|FIGHTER||Virtual Aircraft Museum / USA / Curtiss|
The XP-31 or Curtiss Shrike of 1932-3 was an all-metal, low wing, strut-braced fighter design which drew heavily upon the characteristics of the manufacturer's A-8 Shrike (enclosed cockpit, trailing edge flaps and leading-edge slots), but failed to attain the A-8's production status. The sole prototype XP-31, at first designated XP-934, marked a step forward for Glenn L. Curtiss's fighter team but arrived on the scene just when the comparable Boeing P-26 'Peashooter' had already proven itself superior in most aspects of performance.

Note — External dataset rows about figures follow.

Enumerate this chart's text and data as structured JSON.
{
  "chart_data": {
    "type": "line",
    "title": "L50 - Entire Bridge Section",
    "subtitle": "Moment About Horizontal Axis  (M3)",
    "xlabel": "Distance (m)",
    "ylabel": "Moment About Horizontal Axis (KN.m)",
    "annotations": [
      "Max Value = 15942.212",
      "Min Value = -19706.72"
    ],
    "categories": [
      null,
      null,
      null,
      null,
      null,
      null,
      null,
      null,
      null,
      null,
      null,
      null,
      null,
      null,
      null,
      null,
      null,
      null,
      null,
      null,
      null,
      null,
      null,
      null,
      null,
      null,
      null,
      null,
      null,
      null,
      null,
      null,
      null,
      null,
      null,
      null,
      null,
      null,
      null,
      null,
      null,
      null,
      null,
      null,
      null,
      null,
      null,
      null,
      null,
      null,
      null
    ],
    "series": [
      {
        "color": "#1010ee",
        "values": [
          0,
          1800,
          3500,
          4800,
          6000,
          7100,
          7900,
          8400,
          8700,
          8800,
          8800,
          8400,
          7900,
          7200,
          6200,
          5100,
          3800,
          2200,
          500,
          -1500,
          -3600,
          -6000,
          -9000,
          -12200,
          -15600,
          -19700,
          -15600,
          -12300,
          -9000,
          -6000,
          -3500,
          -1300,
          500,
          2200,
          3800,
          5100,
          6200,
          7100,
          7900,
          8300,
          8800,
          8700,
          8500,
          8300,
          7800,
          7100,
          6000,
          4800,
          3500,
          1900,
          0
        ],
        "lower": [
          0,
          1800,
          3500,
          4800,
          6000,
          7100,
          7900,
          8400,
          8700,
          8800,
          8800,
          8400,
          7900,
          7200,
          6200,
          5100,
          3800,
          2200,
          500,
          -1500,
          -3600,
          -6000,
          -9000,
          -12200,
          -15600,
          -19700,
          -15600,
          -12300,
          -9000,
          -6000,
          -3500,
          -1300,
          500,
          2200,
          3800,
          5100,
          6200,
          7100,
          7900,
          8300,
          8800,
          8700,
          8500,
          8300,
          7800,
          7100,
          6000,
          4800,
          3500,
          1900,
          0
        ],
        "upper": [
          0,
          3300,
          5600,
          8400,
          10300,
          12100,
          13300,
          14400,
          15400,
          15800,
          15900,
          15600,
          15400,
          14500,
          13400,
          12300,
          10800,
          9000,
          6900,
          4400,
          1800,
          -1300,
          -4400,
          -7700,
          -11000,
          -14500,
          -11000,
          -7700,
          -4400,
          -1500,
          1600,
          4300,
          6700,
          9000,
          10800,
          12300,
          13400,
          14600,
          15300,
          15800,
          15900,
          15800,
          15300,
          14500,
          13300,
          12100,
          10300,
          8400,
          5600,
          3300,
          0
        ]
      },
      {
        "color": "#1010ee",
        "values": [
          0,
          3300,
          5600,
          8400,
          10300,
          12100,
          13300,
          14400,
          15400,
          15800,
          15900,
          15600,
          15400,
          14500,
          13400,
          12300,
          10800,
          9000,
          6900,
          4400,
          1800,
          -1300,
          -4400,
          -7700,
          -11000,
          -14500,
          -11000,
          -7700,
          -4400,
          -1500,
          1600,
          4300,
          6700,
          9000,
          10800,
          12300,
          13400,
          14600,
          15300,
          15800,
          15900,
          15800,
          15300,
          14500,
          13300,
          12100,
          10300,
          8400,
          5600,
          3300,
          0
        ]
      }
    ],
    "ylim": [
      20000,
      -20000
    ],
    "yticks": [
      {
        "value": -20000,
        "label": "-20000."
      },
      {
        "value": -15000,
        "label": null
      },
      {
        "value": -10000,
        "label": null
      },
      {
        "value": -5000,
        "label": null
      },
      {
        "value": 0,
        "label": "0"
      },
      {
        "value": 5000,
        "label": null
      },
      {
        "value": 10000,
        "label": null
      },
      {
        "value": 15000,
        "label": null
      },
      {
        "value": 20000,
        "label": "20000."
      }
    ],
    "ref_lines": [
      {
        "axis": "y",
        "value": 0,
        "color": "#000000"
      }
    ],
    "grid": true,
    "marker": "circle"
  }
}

First flown in July 1932 with a 522kW Wright R-1820-4 Cyclone engine, the XP-31 was immediately found to be underpowered. Though the purpose seems unclear, the sole airframe was re-engined with a 447kW Curtiss V-1570 Conqueror powerplant which, in 1933 flight tests, offered no improvement of any kind. Slower than the P-26, short-legged with its scant 595km range, the XP-31 helped Curtiss to upgrade its design and structural thinking at a time when the monoplane was clearly the aircraft of the future. But it was also, in many respects, an anachronism. Its non-retractable landing gear and drag-inducing wing struts were the last to appear on a USAAC fighter. Furthermore the XP-31, although very small by comparison with other pursuit ships of its day, was unduly heavy. Swift in name only and apparently very demanding on maintenance resources, the XP-31 was rigorously tested and underwent various minor modifications in the early 1930s, but it belonged to the past more than the future. It was not chosen for production and did not, directly, lead to any later designs. The existing XP-31 is understood to have been scrapped in 1935.